Sentenced

Peter Wood

Stanley Fish’s new book, How to Write a Sentence and How to Read One, adds a flying buttress and a gargoyle or two to his ever-growing cathedral on contrarianism. Fish’s next-to-last book, Save the World on Your Own Time, 2008, called on the professoriate to shelve its interest in making classroom learning “relevant” by bringing politics to the table. Fish instead urged us to “academize” our subject, i.e. “detach it from its real world urgency…and insert it into a context of academic urgency, where there is an account to be offered or an analysis to be performed.”

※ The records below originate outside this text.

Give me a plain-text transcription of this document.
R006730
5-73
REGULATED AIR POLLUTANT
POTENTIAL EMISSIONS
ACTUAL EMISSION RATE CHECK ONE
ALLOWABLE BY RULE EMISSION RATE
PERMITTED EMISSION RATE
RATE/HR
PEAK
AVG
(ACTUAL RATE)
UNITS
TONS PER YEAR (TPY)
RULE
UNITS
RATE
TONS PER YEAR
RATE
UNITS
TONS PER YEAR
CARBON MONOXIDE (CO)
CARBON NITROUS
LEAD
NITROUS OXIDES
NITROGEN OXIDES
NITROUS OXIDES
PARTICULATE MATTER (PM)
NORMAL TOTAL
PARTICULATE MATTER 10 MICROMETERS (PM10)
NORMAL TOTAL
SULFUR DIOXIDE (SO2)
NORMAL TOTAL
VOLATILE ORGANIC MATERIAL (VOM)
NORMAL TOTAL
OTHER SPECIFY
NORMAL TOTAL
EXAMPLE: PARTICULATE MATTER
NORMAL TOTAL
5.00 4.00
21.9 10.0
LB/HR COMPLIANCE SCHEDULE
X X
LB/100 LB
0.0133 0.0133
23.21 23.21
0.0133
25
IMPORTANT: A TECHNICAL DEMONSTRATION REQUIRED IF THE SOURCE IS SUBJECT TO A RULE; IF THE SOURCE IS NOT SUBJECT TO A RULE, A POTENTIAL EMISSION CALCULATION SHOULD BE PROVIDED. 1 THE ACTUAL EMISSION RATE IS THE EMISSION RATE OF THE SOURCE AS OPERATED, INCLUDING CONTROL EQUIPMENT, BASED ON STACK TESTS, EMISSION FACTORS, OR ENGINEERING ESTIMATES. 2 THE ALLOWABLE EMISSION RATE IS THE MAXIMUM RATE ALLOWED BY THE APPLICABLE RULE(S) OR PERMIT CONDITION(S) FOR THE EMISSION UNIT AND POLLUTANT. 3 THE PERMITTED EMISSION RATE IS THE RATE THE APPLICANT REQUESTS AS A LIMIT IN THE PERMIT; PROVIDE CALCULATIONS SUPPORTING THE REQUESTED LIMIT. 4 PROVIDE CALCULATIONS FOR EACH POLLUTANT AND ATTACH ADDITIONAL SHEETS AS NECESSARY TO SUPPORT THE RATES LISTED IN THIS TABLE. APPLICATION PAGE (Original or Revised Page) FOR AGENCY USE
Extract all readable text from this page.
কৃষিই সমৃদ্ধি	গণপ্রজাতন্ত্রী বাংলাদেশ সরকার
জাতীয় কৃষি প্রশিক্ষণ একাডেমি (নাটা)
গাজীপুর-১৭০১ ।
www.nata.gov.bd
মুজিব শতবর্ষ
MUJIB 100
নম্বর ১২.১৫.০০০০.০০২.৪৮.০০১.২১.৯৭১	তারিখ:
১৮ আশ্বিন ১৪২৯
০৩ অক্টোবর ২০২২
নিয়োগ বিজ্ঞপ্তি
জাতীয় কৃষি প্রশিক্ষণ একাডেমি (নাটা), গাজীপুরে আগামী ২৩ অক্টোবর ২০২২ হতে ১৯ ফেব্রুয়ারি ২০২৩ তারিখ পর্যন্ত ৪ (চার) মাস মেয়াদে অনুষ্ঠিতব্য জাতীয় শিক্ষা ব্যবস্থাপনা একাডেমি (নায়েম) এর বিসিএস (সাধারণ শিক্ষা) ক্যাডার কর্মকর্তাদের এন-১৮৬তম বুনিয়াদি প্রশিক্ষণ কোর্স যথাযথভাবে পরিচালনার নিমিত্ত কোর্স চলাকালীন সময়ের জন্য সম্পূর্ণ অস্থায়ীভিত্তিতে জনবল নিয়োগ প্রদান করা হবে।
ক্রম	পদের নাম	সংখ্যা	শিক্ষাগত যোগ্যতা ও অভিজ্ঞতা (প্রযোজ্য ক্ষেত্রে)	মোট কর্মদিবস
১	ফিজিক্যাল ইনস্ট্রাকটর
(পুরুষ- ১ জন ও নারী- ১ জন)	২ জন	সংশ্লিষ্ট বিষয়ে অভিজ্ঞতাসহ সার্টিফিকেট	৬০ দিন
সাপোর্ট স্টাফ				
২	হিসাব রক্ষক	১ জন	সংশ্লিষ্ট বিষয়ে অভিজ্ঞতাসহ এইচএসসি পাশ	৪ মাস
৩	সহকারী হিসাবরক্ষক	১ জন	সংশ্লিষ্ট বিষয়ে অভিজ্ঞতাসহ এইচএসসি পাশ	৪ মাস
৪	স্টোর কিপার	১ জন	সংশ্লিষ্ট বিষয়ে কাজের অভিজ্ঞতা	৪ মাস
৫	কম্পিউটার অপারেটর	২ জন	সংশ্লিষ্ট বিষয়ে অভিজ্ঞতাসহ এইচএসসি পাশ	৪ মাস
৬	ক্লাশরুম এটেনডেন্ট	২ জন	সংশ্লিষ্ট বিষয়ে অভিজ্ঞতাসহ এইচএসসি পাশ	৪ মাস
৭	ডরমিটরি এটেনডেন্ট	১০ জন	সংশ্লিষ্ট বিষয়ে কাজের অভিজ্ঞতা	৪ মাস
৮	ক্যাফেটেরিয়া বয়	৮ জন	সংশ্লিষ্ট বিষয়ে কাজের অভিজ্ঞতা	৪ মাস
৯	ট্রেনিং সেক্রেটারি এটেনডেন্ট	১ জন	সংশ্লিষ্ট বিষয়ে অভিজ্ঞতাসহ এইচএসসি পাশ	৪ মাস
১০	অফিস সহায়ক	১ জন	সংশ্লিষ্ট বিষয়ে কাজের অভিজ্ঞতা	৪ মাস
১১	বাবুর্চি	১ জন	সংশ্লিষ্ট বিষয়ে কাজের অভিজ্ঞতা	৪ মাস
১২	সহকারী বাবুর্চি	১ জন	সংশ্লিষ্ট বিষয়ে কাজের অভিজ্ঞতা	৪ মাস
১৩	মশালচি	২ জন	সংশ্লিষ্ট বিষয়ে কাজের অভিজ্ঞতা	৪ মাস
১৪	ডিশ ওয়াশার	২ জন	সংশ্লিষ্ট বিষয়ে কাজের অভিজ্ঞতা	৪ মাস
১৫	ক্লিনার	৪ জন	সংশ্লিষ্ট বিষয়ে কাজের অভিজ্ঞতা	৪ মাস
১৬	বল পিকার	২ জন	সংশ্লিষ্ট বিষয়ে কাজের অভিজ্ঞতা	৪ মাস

How to Write a Sentence moves still further into this lofty air. Contrary to prevailing approaches to college writing instruction that emphasize the mechanics of writing, Fish urges an aesthetic approach. Moreover, true to his title, he puts all his money on the English sentence as the unit of composition. How to Write a Sentence leaves little room for sequels such as ‘How to Write a Paragraph,’ or a sonnet, an essay, a term paper, or an epic. The idea—which seems to me as a quondam teacher of college rhetoric courses, entirely right—is that the student who masters the English sentence has nearly everything needful for the larger architectural tasks.

Fish’s cathedral of contrarianism is appealing in several important ways and yet not a building in which I really would want to linger. It appeals because Fish dispenses with grubbier forms of political correctness with such magisterial ease. He knows his material. In the opening pages of How to Write a Sentence, he enlists the help of counter-culture icon Annie Dillard, who offers an indelible image of a painter who chose his vocation because, “I like the smell of paint.” The writer must likewise “like sentences.” Fish thus puts forward his frankly aesthetic vision of writing and it isn’t long before he has worked up to appreciations of genuine aesthetes such as John Updike and Walter Pater. But he also inoculates himself against any charge that he is too highbrow. He finds dazzling sentences popping out of pop culture too. Joan Crawford explains her habit of never leaving home without being dressed as if for a premiere: “If you want to see the girl next door, go next door.”

In a book saturated with such examples, it is hard not to fall under Fish’s sway. And yet.

His cathedral is ultimately a pretty drafty place. It is beautiful but empty. My calling it a cathedral isn’t gratuitous either. Near the end of chapter three in this ostensible “how to” book, Fish announces his “theology.” That word, like many of Fish’s, is semi-serious as well as facetious. His “theology” turns out to be syntax: “You shall tie yourself to forms and the forms shall set you free.

That sentence, of course, parodies Jesus’ teaching (John 8:32), “And ye shall know the truth, and the truth shall make you free.” Substituting “the forms” for “the truth” is a little miracle of Fishian compression. The critic who has castigated abstract principle in favor of situational judgment (The Trouble with Principle, 1999) and elbowed aside the idea of free speech (There’s No Such Thing As Free Speech: And It’s a Good Thing, Too,1994), might as well dispense with “truth” too—though Fish seems to understand it is better to evade Truth in subtle maneuvers than to face it on the street at high noon.

Fish’s reference to “the forms” could mislead a reader, for a moment, to think that he is evoking Plato. But Fish’s forms are, as I said, syntactical, not the realm of ultimate reality. There are no Fishian ultimates, “there is only flux,” as he says apropos of Walter Pater’s world of “infinitely divisible” impressions. The flux, however, can be checked and channeled by the logical form of sentence. Sentences that begin “Had I…” go one direction; sentences that begin “Even though…” go another. The forms that glisten for him are “verbal forms that enable thought and meaning.”

Fish, who is 73, reminds me of the young Augustine who, in his Confessions, recalls his brilliant facility with and love of rhetoric as a youth. Augustine, of course, came to repudiate facility for the sake of facility. Fish has instead made it his life-long pursuit. We are both richer and poorer for his choice. I am glad to have the writings of America’s most celebrated scholar of the humanities. If he prompts some students to yearn for a fuller knowledge of literature and a keener understanding of the arts of persuasion, so much the better. If he leaves those students puffed up in the accomplishment, so much the worse. My own sense is that time spent lingering over Fish’s writings leaves one ill at ease and grappling with the question, “Is this all?”

How to Write a Sentence is, I think, a masquerade of a book. It isn’t really proffering advice to novice writers, though Fish, true to Form, never breaks character. The book can be read as his answer to Strunk & White, if one decides to shrink one’s attention away from Fish’s pervasive anti-theology. The book is really, however, a luxurious immersion in Fish’s hot tub of post-modernist sophistry. It’s a very pleasant experience while it lasts, but after 162 pages, the reader is ready to towel off and head out to the world of hard edges and realities not necessarily encompassed by syntax, no matter how beautiful.

This article first appeared at the Chronicle of Higher Education's Innovations blog on November 1, 2011.